Sentinel-2 imagery is available for free. You can donload them from ESA SciHub or CREODIAS finder. As a reference data I use freely available Forest Data Bank available here. In this database, there are basic units called subareas, and for each subarea, the share of particular species is known.
I performed processing in R software using packages: raster, RStoolbox and caTools The most important functions were:
stack() for reading satellite imagery
shapefile() for reading shp containing reference areas
sample.split() for dividing reference polygons into training and validation data
superClass() for super-vised image classification.
The results of this study were published in Remote Sensing, you can find the article here.
I really need to make a repository with my scripts, because there are too many of them.
My folder with R scripts. This is just a small part!!!
My audience is generally divided into two groups: remote sensing specialists and foresters (forest scientists?). The audience thus determines how I prepare presentations or papers.
I tested three machine learning algorithms and ensemble approach for stand species classification with the use of Sentinel-2 imagery for large and mountainous area.

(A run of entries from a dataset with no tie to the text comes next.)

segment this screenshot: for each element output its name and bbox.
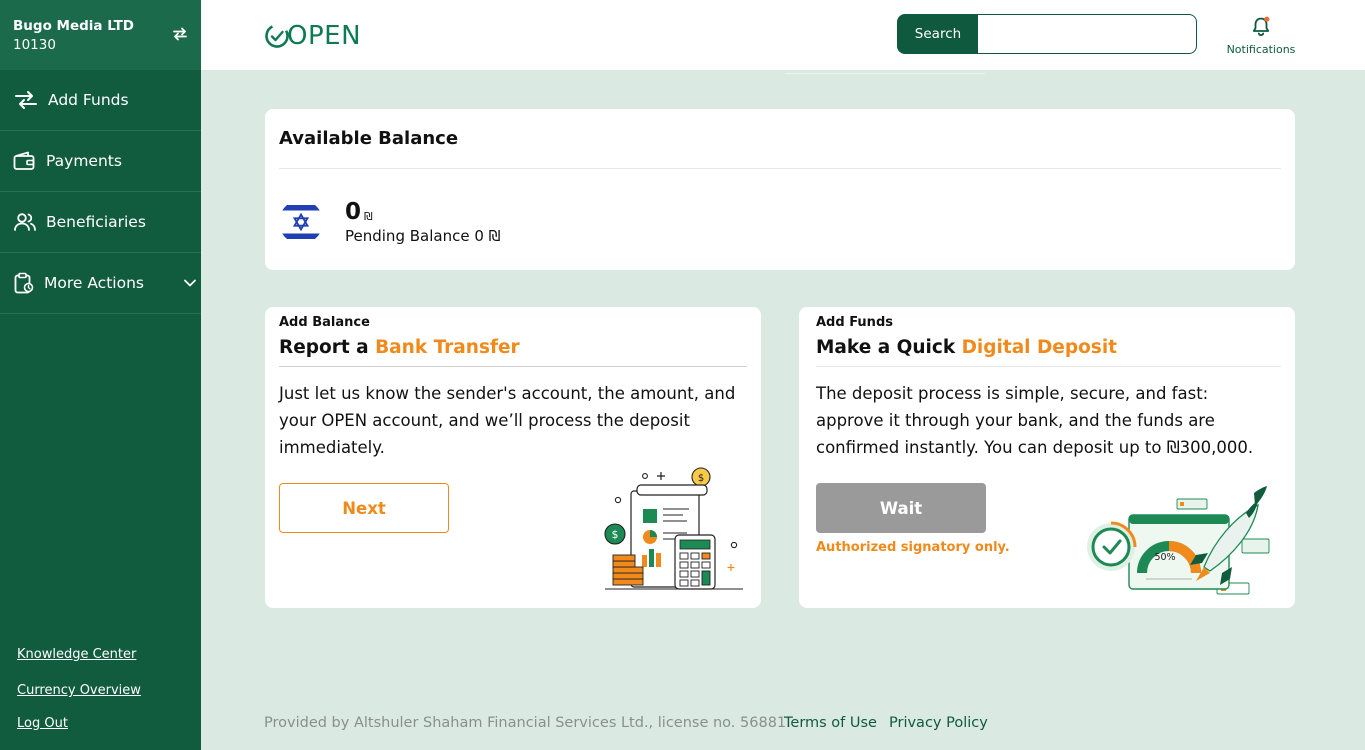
search-input[interactable] (977, 14, 1197, 54)
pending-balance: Pending Balance 0 ₪ (345, 227, 501, 245)
wallet-icon (13, 151, 35, 170)
logo-text: OPEN (287, 21, 362, 51)
wait-button[interactable]: Wait (816, 483, 986, 533)
search-button[interactable]: Search (897, 14, 979, 54)
svg-text:$: $ (612, 528, 619, 541)
privacy-policy-link[interactable]: Privacy Policy (889, 715, 988, 731)
balance-amount: 0 (345, 199, 362, 225)
notifications-button[interactable]: Notifications (1221, 14, 1301, 58)
next-button[interactable]: Next (279, 483, 449, 533)
gauge-label: 50% (1154, 552, 1175, 563)
card-title-highlight: Digital Deposit (961, 337, 1118, 358)
chevron-down-icon[interactable] (183, 278, 197, 288)
currency-overview-link[interactable]: Currency Overview (17, 683, 141, 698)
open-logo[interactable]: OPEN (264, 20, 361, 52)
balance-currency: ₪ (364, 210, 373, 223)
log-out-link[interactable]: Log Out (17, 716, 68, 731)
knowledge-center-link[interactable]: Knowledge Center (17, 647, 136, 662)
card-description: Just let us know the sender's account, t… (279, 384, 736, 457)
card-kicker: Add Balance (279, 315, 370, 330)
card-title: Make a Quick Digital Deposit (816, 337, 1117, 358)
calculator-document-illustration: $ $ (604, 467, 743, 590)
account-id: 10130 (13, 37, 56, 53)
card-kicker: Add Funds (816, 315, 893, 330)
card-title: Report a Bank Transfer (279, 337, 520, 358)
bank-transfer-card: Add Balance Report a Bank Transfer Just … (265, 307, 761, 608)
digital-deposit-card: Add Funds Make a Quick Digital Deposit T… (799, 307, 1295, 608)
sidebar-item-payments[interactable]: Payments (0, 131, 201, 192)
divider (816, 366, 1281, 367)
footer-license-text: Provided by Altshuler Shaham Financial S… (264, 715, 791, 731)
divider (279, 168, 1281, 169)
sidebar-item-more-actions[interactable]: More Actions (0, 253, 201, 314)
sidebar-item-label: Payments (46, 152, 122, 170)
card-title-prefix: Make a Quick (816, 337, 962, 358)
sidebar-item-label: Add Funds (48, 91, 129, 109)
terms-of-use-link[interactable]: Terms of Use (784, 715, 877, 731)
notifications-label: Notifications (1226, 43, 1296, 56)
sidebar-item-add-funds[interactable]: Add Funds (0, 70, 201, 131)
bell-icon (1252, 16, 1270, 36)
card-title-prefix: Report a (279, 337, 376, 358)
account-name: Bugo Media LTD (13, 18, 135, 34)
swap-icon[interactable] (172, 26, 188, 42)
top-header: OPEN Search Notifications (201, 0, 1365, 70)
sidebar-item-label: Beneficiaries (46, 213, 146, 231)
account-switcher[interactable]: Bugo Media LTD 10130 (0, 0, 201, 70)
balance-title: Available Balance (279, 128, 459, 149)
divider (279, 366, 747, 367)
header-divider (785, 73, 985, 74)
users-icon (14, 213, 36, 231)
sidebar-item-label: More Actions (44, 274, 144, 292)
rocket-deposit-illustration: 50% (1087, 486, 1270, 595)
card-title-highlight: Bank Transfer (375, 337, 520, 358)
available-balance-card: Available Balance 0 ₪ Pending Balance 0 … (265, 109, 1295, 270)
authorized-note: Authorized signatory only. (816, 540, 1010, 555)
svg-text:$: $ (698, 473, 704, 484)
card-description: The deposit process is simple, secure, a… (816, 384, 1254, 457)
clipboard-icon (14, 272, 34, 294)
transfer-arrows-icon (15, 91, 37, 109)
israel-flag-icon (279, 200, 323, 244)
sidebar: Bugo Media LTD 10130 Add Funds Payments … (0, 0, 201, 750)
sidebar-item-beneficiaries[interactable]: Beneficiaries (0, 192, 201, 253)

These algorithms included Random Forest, Support Vector Machines and Extreme Gradient Boosting. The classification was performed on different input datasets including multi-temporal imagery, statistical values and environmental variables.
There is a lack of studies of species composition for large and mountainous areas with highly diversified species composition and environmental values. Also, new, very popular machine learning algorithm - xgboost, hasn’t yet been tested in this topic. There is a need to examine also which variables are crucial for the discrimination of particular species.
It turned out that with the use of large S2 composites in combination with elevation layer it is possible to achieve high accuracies over 85%. The SVM algorithm performed better in this large study area, while in very much studies on forest classification only RF is used. Also, the ensemble approach works well, i.e. the combination of 5 best classification results provided the highest accuracy.
The need of testing different approaches, i.e. classification algorithms and input datasets, and use of ensemble approach more often, than just trusting a single classification model. SVM provided higher accuracies than RF.
We can use S2 imagery in operational forest monitoring, not only in species composition but also in other aspects, which is very important in the era of climate change and changing environment. Creating forest maps based on satellite imagery for large areas can help in forest management, biomass and carbon estimating, analysis of wood production etc.
Sentinel-2 multi-temporal data provides forest stand species maps with high accuracy for large, mountainous areas.
There are still some limitations of using S2 data, for example, for the areas with frequent cloud cover there is a lack of clear observations. Especially for spring and autumn, there are fast changes in phenology, thus the use of this key moments is crucial for discrimination of some species. Furthermore, the spatial resolution of Sentinel-2 is still only 10 meters which on the one hand enables mapping main tree species, but on the other hand is not enough to map species that are very rare and do not form homogeneous stands.